XVIII – LE RETOUR DU CHEVALIER DE PASSAVANT
    Ce matin même où Jean sans Peur alla, non pas chercher la reine au château de Beauté-sur-Marne, comme on le crut dans Paris, mais simplement l’attendre près de Vincennes, comme elle le lui avait ordonné, ce matin-là, donc, le chevalier de Passavant s’approchait de la capitale.
    Sa campagne d’un mois à travers les pays d’Île-de-France, de Valois, de Picardie, de Normandie l’avait transformé ; il n’était plus ce maigre et pâle fantôme sorti de cette tombe qu’on appelait la Huidelonne ; l’air et la liberté avaient coloré son fin visage un peu narquois ; les omelettes picardes, les poulardes des auberges normandes, les vins d’Île-de-France lui avaient rendu raisonnable apparence. Voici quelle était à cette époque la situation morale, du chevalier de Passavant :
    Il avait, la veille, au gîte, à peu près vidé le fond de son escarcelle.
    Il n’appartenait à personne.
    Il n’avait ni parents, ni amis.
    Il n’y avait en lui aucun sentiment générateur de tristesse.
    N’ayant donc à redouter ni les voleurs ni la mélancolie, rien ne pesant ni à son cœur ni à sa bourse, libre, seul au monde, sans souci de l’avenir, l’âme ferme, l’esprit sain, le corps alerte, l’imagination vagabonde, trouvant le soleil admirable et la pluie charmante, émerveillé de vivre, émerveillé que la vie fût une si bonne chose, un bon cheval entre les jambes, une bonne rapière au flanc, le manteau et la plume au vent, sur la route du retour, en cette claire matinée, trottait le chevalier de Passavant.

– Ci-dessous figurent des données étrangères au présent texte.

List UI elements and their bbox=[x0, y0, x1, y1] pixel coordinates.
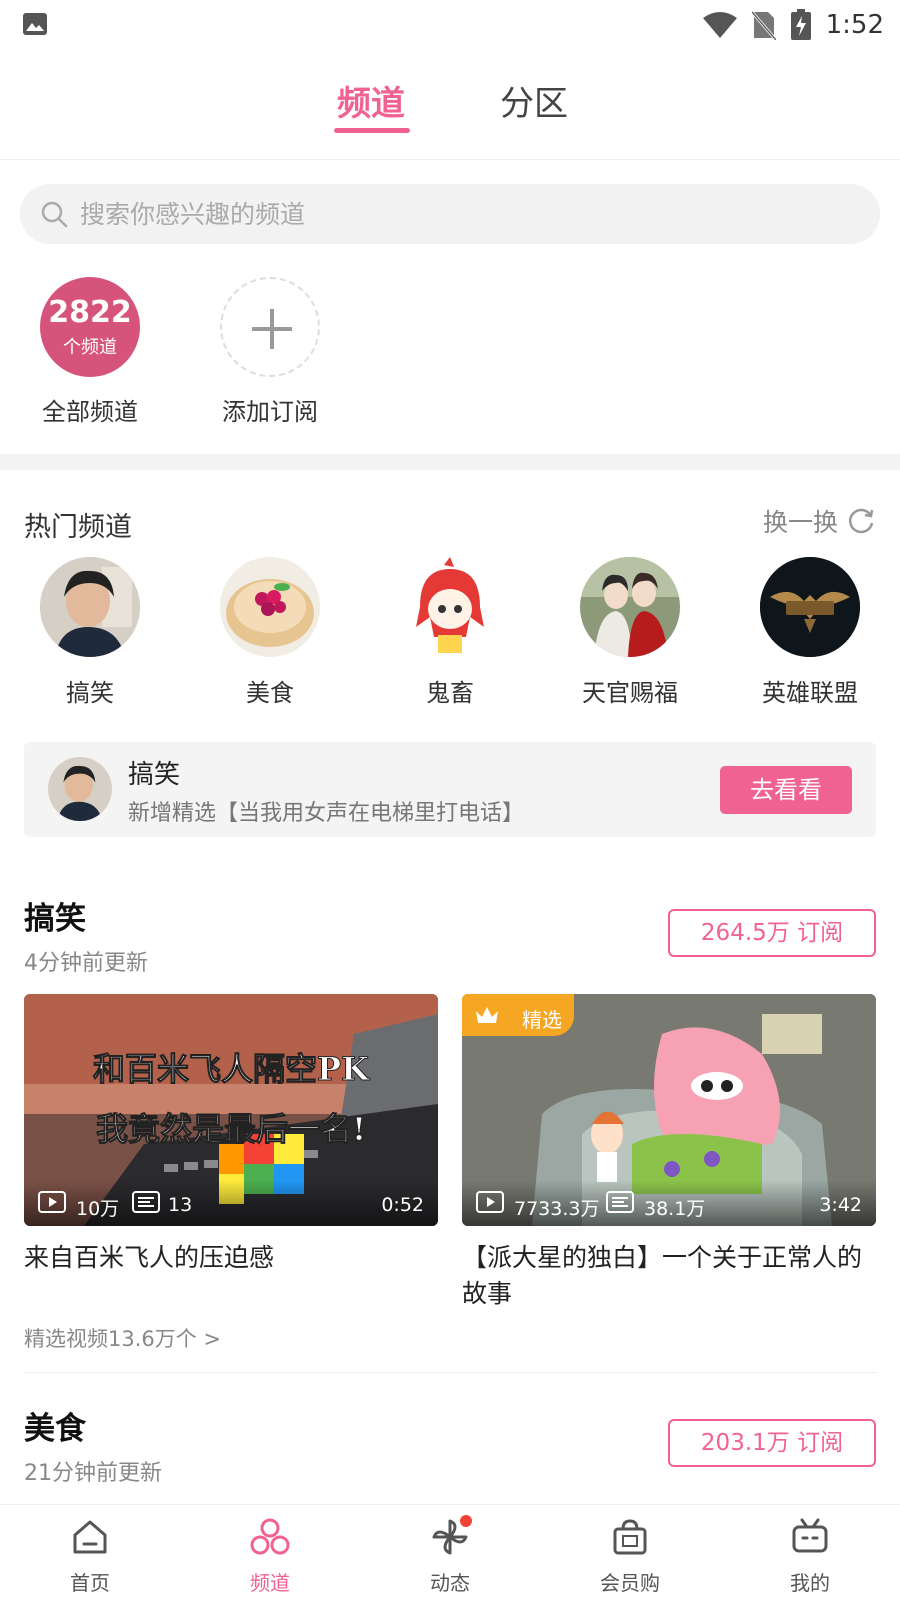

    Il passa la Marne au bac de Nogent, et bientôt, gaîment, salua Paris d’un sourire.
    Gaîment ? Sans doute.
    La nouvelle de la mort de Roselys lui avait porté un rude coup, c’est vrai. L’apparition d’Odette lui avait causé un éblouissement, c’est vrai. Mais l’espace et le temps effacent les images. Roselys était en lui, mais lointaine dans le recul des années, imprécise, à demi chimérique, un rêve d’enfance dont on sourit alors qu’on le chérit encore. Odette à peine entrevue était en lui, mais presque irréelle, improbable, si on peut dire. Roselys était un joli crépuscule de teinte inexistante. Odette était une aube incertaine, encore insaisissable.
    Pour tout dire, s’il y avait des êtres au monde pour hanter la pensée du chevalier, c’était la reine Isabeau, l’ange qui, selon la version de Saïtano, avait recueilli la petite Roselys et adouci ses derniers moments ; c’était le roi Charles qui lui avait, à lui, ouvert la porte de la Huidelonne ; c’était le duc d’Orléans qui, dans la bagarre du Val d’Amour, l’avait généreusement tiré d’un très mauvais pas. À ces trois-là, il se promettait d’offrir, vienne l’occasion, tout ce qu’il possédait, c’est-à-dire sa vie ! Le plus beau chevalier du monde ne peut donner que ce qu’il a.
    Tout en remontant d’un claquement de langue le trot de son cheval, Passavant songeait :
    – Si je réclame les biens du chevalier mon père, je me dénoncerai moi-même aux honnêtes sacripants enragés à mes trousses ; merci ; assez de Huidelonne ; assez de geôlier, bien que ce brave m’ait enseigné plus d’un bon tour d’escrime. Donc, je suis sans sou ni maille, sans logis, sans parents, sans amis. Que ferai-je ? Eh bien, je m’enrôlerai au service de quelque puissant prince, et ce sera bien le diable si je n’arrive, à la pointe de l’épée, à m’assurer le gîte et la pitance.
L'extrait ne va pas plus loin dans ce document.